Schon mal schönen Dank
Jonleth


----------



## Bleiglanz (14. Sep 2004)

ist auf beiden Rechnern die aktuelle .class Datei vorhanden und hast du deine beiden Progs neu gestartet

zum Deserialisieren musst du natürlich die gleiche .class verwenden!


----------



## meez (14. Sep 2004)

Bleiglanz hat gesagt.:
			
		

> zum Deserialisieren musst du natürlich die gleiche .class verwenden!

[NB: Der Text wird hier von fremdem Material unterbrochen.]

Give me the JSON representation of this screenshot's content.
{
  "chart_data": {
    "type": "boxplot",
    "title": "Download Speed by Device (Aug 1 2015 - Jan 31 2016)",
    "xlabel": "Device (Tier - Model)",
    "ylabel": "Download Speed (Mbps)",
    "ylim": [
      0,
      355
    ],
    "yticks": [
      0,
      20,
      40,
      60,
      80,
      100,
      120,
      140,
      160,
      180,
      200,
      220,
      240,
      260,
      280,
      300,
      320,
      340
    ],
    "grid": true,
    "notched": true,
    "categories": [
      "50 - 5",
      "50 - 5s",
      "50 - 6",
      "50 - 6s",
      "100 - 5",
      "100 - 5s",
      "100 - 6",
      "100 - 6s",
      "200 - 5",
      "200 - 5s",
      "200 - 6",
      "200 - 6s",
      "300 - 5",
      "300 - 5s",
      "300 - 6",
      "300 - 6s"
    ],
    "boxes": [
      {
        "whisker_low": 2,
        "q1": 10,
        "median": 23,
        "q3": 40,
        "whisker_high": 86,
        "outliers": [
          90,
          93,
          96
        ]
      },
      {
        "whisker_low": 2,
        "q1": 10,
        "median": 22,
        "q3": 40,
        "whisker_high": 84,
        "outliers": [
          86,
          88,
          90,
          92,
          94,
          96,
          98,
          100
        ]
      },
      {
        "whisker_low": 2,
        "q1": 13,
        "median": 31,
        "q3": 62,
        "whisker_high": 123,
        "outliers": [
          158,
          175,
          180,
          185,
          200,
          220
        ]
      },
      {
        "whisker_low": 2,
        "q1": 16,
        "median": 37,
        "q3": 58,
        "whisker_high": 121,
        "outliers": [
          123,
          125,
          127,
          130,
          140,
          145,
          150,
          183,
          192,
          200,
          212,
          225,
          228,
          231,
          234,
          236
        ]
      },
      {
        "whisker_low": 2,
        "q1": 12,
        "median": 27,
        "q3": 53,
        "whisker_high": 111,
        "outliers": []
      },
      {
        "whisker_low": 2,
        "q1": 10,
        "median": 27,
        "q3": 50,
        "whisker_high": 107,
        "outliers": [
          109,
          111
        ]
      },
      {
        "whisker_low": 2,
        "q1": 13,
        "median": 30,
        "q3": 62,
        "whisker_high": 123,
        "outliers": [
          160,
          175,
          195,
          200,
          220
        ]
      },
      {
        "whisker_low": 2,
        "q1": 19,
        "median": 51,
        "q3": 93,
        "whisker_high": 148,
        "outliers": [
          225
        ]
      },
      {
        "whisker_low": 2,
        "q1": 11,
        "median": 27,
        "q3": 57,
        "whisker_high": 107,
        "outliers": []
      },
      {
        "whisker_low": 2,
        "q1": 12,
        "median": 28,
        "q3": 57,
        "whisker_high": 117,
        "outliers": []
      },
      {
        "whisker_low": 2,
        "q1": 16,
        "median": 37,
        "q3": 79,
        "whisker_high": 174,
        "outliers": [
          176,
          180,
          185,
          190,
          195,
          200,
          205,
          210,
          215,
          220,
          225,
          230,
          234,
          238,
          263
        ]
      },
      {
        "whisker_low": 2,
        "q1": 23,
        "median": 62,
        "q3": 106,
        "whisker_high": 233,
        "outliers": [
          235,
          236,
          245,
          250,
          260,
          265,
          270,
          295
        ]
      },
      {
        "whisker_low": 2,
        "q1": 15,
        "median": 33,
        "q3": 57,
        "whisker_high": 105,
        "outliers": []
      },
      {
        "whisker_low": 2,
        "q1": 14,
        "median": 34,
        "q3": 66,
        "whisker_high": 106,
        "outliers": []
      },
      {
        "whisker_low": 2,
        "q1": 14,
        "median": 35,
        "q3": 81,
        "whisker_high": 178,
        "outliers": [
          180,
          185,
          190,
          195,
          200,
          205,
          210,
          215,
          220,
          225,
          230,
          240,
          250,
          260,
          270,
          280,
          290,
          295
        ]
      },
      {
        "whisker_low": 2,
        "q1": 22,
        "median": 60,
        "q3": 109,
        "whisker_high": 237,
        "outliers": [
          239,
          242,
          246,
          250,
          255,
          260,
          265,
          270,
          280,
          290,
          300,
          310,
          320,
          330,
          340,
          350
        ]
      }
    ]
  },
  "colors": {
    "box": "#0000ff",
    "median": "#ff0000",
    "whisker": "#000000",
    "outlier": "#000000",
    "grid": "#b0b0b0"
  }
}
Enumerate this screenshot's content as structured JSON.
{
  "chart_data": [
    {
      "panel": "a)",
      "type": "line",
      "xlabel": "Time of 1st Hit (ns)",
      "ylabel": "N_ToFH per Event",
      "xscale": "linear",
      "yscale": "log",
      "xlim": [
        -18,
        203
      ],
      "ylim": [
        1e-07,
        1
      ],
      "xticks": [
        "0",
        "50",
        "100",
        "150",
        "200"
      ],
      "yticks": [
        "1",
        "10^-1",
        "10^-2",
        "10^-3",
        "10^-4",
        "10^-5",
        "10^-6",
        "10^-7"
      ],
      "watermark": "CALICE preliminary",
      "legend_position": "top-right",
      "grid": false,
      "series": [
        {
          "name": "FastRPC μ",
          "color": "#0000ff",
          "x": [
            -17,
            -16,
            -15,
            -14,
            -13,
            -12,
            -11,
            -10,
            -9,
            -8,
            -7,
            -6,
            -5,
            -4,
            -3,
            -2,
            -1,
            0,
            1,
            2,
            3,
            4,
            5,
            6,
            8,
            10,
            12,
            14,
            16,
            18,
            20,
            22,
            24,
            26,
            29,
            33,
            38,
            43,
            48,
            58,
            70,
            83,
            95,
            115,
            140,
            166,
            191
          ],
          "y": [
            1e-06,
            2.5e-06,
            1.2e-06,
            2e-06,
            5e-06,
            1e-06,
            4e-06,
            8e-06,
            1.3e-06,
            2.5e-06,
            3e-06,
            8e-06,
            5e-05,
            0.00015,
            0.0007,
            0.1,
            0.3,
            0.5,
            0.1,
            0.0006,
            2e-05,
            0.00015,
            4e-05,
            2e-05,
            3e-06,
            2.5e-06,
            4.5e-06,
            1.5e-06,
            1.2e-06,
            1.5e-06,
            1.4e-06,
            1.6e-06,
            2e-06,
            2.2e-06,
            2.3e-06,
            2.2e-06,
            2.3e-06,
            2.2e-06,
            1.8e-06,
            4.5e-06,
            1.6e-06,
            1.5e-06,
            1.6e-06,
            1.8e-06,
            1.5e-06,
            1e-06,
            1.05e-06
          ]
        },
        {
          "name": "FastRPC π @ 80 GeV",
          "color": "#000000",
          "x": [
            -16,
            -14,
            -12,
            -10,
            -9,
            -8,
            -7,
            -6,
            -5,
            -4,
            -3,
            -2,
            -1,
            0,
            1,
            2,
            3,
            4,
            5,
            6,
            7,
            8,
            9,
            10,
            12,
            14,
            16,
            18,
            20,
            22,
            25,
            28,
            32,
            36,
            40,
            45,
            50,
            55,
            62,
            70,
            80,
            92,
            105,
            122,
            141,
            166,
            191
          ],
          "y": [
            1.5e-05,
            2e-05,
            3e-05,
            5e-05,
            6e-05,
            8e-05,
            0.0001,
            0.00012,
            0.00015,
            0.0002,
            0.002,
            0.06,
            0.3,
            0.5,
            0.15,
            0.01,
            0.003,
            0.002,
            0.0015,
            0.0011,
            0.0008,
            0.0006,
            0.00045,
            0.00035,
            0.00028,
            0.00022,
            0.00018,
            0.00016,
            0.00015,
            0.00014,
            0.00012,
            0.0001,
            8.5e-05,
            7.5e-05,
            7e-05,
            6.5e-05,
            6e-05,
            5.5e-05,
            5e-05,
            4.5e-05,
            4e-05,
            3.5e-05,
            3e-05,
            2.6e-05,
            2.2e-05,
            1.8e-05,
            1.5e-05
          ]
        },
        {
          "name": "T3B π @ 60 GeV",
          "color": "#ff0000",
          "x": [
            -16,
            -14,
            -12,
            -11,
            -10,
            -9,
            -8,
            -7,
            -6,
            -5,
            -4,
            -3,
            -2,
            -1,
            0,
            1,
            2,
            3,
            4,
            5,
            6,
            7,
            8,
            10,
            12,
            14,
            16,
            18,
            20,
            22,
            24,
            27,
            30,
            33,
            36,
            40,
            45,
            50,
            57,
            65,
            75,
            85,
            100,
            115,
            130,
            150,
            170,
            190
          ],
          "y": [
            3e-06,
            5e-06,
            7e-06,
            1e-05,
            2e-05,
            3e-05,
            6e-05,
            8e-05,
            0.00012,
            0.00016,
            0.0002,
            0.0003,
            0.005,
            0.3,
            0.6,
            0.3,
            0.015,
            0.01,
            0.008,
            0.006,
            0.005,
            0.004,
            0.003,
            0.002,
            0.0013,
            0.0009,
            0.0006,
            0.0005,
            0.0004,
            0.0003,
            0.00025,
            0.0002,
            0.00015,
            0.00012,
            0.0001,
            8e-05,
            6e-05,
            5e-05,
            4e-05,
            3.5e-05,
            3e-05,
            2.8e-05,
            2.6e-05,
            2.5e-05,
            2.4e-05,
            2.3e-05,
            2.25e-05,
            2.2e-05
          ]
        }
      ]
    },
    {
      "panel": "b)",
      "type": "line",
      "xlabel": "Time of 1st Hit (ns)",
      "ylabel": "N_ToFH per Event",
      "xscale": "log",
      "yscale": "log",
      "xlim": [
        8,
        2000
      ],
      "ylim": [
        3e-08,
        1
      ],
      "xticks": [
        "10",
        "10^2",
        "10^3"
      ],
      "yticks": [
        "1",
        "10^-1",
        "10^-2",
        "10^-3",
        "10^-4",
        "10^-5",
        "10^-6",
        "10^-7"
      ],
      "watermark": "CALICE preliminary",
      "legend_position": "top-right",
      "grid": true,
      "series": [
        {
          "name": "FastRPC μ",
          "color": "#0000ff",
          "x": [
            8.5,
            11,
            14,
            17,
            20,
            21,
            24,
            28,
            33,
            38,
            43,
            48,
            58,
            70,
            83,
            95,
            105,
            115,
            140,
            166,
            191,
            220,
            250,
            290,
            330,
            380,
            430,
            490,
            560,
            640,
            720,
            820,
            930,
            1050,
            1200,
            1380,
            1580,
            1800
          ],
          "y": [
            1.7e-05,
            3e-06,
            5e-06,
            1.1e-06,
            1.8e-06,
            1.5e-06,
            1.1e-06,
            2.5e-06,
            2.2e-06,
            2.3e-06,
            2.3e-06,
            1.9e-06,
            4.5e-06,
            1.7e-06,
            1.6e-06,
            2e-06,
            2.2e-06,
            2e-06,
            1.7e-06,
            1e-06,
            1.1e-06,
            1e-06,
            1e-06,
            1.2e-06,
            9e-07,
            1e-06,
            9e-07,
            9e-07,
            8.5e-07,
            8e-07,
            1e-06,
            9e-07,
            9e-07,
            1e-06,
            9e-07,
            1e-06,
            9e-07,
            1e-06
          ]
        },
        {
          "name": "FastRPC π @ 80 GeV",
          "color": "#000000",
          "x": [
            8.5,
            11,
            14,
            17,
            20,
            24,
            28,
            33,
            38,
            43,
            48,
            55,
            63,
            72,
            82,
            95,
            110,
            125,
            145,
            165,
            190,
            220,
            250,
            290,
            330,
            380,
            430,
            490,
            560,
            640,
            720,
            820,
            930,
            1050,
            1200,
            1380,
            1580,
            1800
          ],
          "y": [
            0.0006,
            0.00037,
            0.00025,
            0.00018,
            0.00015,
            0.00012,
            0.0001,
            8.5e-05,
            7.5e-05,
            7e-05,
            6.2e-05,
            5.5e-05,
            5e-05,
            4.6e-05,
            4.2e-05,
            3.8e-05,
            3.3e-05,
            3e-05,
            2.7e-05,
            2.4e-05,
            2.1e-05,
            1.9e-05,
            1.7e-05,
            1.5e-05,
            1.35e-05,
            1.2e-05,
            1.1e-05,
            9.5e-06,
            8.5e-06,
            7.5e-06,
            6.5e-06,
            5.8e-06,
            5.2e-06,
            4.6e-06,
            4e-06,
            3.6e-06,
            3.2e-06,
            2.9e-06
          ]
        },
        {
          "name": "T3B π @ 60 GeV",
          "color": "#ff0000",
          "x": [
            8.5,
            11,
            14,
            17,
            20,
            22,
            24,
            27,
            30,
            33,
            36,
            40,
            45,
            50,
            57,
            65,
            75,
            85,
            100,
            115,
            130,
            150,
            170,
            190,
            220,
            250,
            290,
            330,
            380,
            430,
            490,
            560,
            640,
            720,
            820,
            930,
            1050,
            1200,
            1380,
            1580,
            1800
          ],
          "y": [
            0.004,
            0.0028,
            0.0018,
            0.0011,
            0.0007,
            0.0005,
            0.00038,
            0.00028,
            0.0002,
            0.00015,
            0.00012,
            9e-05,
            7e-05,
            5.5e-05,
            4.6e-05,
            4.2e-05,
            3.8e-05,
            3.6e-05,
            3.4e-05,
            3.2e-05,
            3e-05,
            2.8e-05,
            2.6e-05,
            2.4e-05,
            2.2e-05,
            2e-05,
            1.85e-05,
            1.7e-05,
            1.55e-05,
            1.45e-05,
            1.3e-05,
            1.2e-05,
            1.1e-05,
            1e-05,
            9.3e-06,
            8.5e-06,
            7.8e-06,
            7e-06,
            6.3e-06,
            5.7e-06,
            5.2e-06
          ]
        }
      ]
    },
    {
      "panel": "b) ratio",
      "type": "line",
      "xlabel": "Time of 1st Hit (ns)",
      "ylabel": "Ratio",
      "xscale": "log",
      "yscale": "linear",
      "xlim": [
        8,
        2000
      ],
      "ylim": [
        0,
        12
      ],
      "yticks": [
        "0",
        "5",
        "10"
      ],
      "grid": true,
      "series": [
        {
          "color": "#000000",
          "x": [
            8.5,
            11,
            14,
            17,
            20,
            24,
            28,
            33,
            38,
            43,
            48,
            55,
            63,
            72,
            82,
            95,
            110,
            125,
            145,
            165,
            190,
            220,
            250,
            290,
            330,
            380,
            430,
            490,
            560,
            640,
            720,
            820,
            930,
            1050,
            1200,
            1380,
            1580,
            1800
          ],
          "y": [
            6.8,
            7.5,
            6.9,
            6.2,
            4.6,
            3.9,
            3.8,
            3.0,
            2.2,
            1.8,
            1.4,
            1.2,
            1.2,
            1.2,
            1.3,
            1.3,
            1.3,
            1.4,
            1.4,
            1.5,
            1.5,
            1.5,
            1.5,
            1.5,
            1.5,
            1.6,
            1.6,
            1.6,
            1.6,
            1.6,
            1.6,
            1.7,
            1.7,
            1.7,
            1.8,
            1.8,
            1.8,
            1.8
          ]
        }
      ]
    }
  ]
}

Yep...Und das ist auch die einzige Situation, wo eine solche Exception entstehen kann...


----------



## Guest (14. Sep 2004)

Schau Dir auch das Programm "serialver" im jdk##/bin Verzeichnis an.
Serialisierbare Objekte ohne serialVersionUID machen viel Stress,
wenn man sie neu compiliert. 
Sowas sollte in Deiner Klasse drin stehen

static final long serialVersionUID = 1606721444988077980L;


----------



## Jonleth (15. Sep 2004)

Habt dank,
habs so ausprobiert und es klappt natürlich. Ich selbst wär wahrscheinlich so schnell nicht drauf gekommen... gut dass es dieses Forum gibt!!!

farewell


----------